I declare the above under penalty of perjury except as to those matters based upon information and belief and as to those matters, I believe them to be true.

Executed in Pleasant Hill, CA on March 31, 2022.

Patrick E. Clancy, SBN 60805


1 Factual allegations herein are made on information and belief as permitted in motions of this nature. (See Semsch v. Henry Mayo Newhall Memorial Hospital (1985) 171 CA3d 162, 167; People v. Schmies (1996) 44 CA4th 38, 53; Star Motor Imports, Inc. v. Superior Court (1979) 88 CA3d 201, 204 (offer of proof sufficient).

2 Cal. Const., art.
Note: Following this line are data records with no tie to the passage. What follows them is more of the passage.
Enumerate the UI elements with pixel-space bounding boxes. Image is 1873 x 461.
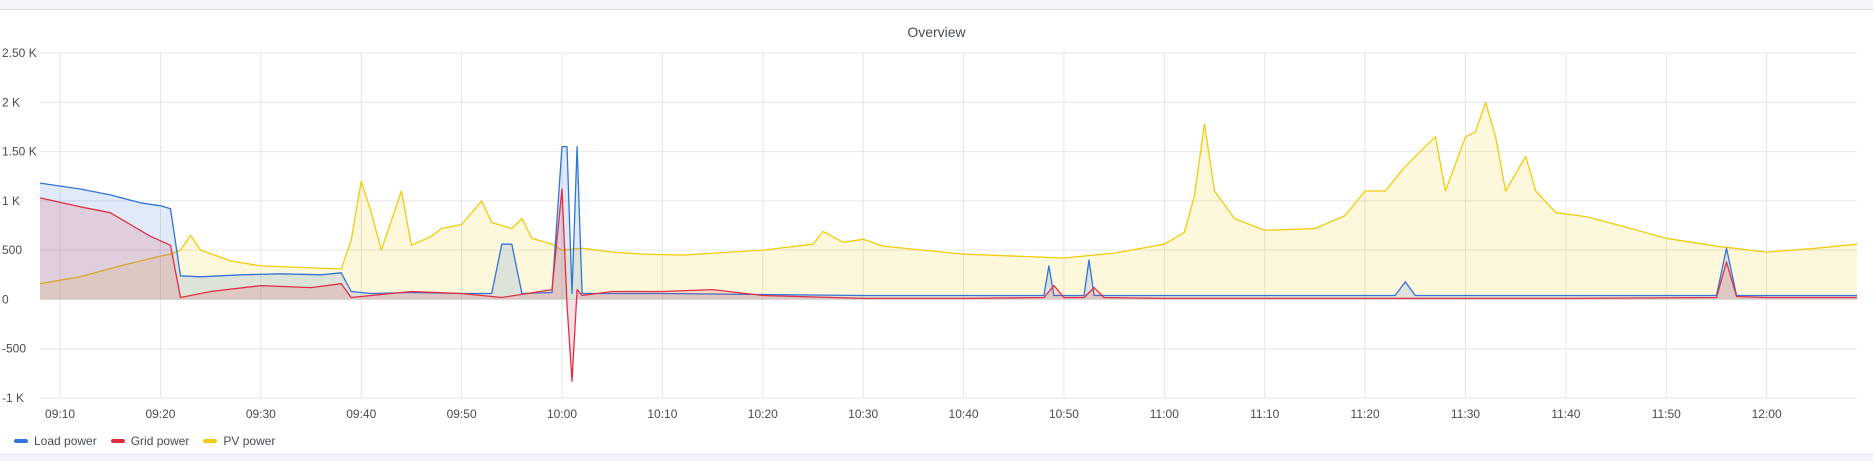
x-tick-label: 10:10 <box>647 407 677 421</box>
top-bar <box>0 0 1873 10</box>
legend-item-pv-power[interactable]: PV power <box>203 434 275 448</box>
y-tick-label: 0 <box>2 292 9 306</box>
x-tick-label: 11:50 <box>1652 407 1681 421</box>
x-tick-label: 11:40 <box>1551 407 1580 421</box>
x-tick-label: 11:00 <box>1150 407 1179 421</box>
y-tick-label: -500 <box>2 342 26 356</box>
y-tick-label: 2.50 K <box>2 46 37 60</box>
series-area-load-power <box>40 146 1857 300</box>
series-line-load-power <box>39 145 1857 297</box>
y-tick-label: 2 K <box>2 95 20 109</box>
x-tick-label: 11:10 <box>1250 407 1279 421</box>
pv-power-swatch <box>203 439 218 443</box>
x-tick-label: 09:30 <box>246 407 276 421</box>
legend: Load power Grid power PV power <box>14 433 275 449</box>
y-tick-label: 1.50 K <box>2 145 37 159</box>
x-tick-label: 10:40 <box>949 407 979 421</box>
x-tick-label: 11:20 <box>1351 407 1380 421</box>
x-tick-label: 10:30 <box>848 407 878 421</box>
y-tick-label: -1 K <box>2 391 24 405</box>
bottom-bar <box>0 455 1873 461</box>
chart-panel: Overview <box>0 10 1873 455</box>
panel-title[interactable]: Overview <box>907 24 966 40</box>
grid-power-swatch <box>110 439 125 443</box>
x-tick-label: 09:20 <box>145 407 175 421</box>
y-tick-label: 500 <box>2 243 22 257</box>
x-tick-label: 09:40 <box>346 407 376 421</box>
legend-label-pv-power: PV power <box>223 434 276 448</box>
legend-label-grid-power: Grid power <box>130 434 190 448</box>
x-tick-label: 10:20 <box>748 407 778 421</box>
y-tick-label: 1 K <box>2 194 20 208</box>
x-tick-label: 11:30 <box>1451 407 1480 421</box>
x-tick-label: 12:00 <box>1752 407 1782 421</box>
series-line-grid-power <box>39 188 1857 382</box>
legend-item-grid-power[interactable]: Grid power <box>110 434 190 448</box>
x-tick-label: 10:50 <box>1049 407 1079 421</box>
load-power-swatch <box>14 439 28 443</box>
series-area-pv-power <box>40 102 1857 300</box>
legend-label-load-power: Load power <box>34 434 97 448</box>
series-line-pv-power <box>39 101 1858 285</box>
x-tick-label: 10:00 <box>547 407 577 421</box>
legend-item-load-power[interactable]: Load power <box>14 434 97 448</box>
x-tick-label: 09:50 <box>447 407 477 421</box>
x-tick-label: 09:10 <box>45 407 75 421</box>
I, § 28, subd. (f)(2), the 1982 so called “truth in evidence” amendment to the California constitution did not abrogate the requirement of relevancy the manner in which relevancy is determined or the obligation of a trial court to exclude such evidence. Evidence Code §§ 210, 350, People v. Dalton (2019) 7 Cal. 5th 166, 214, 247 Cal. Rptr. 3d 273, 319, 441 P.3d 283, 322.

3 Likewise, the so called “truth in evidence” amendment to the California constitution (Cal. Const., art. I, § 28, subd. (f)(2)) did not abrogate the court’s discretion to exclude evidence under Evidence Code § 352. People v. Dalton (2019) 7 Cal. 5th 166, 214, 247 Cal. Rptr. 3d 273, 319, 441 P.3d 283, 322.

4 Citations in this form refer to the transcript of May 16, 2018. The transcript is available upon request, but not attached here to protect the privacy of John Doe.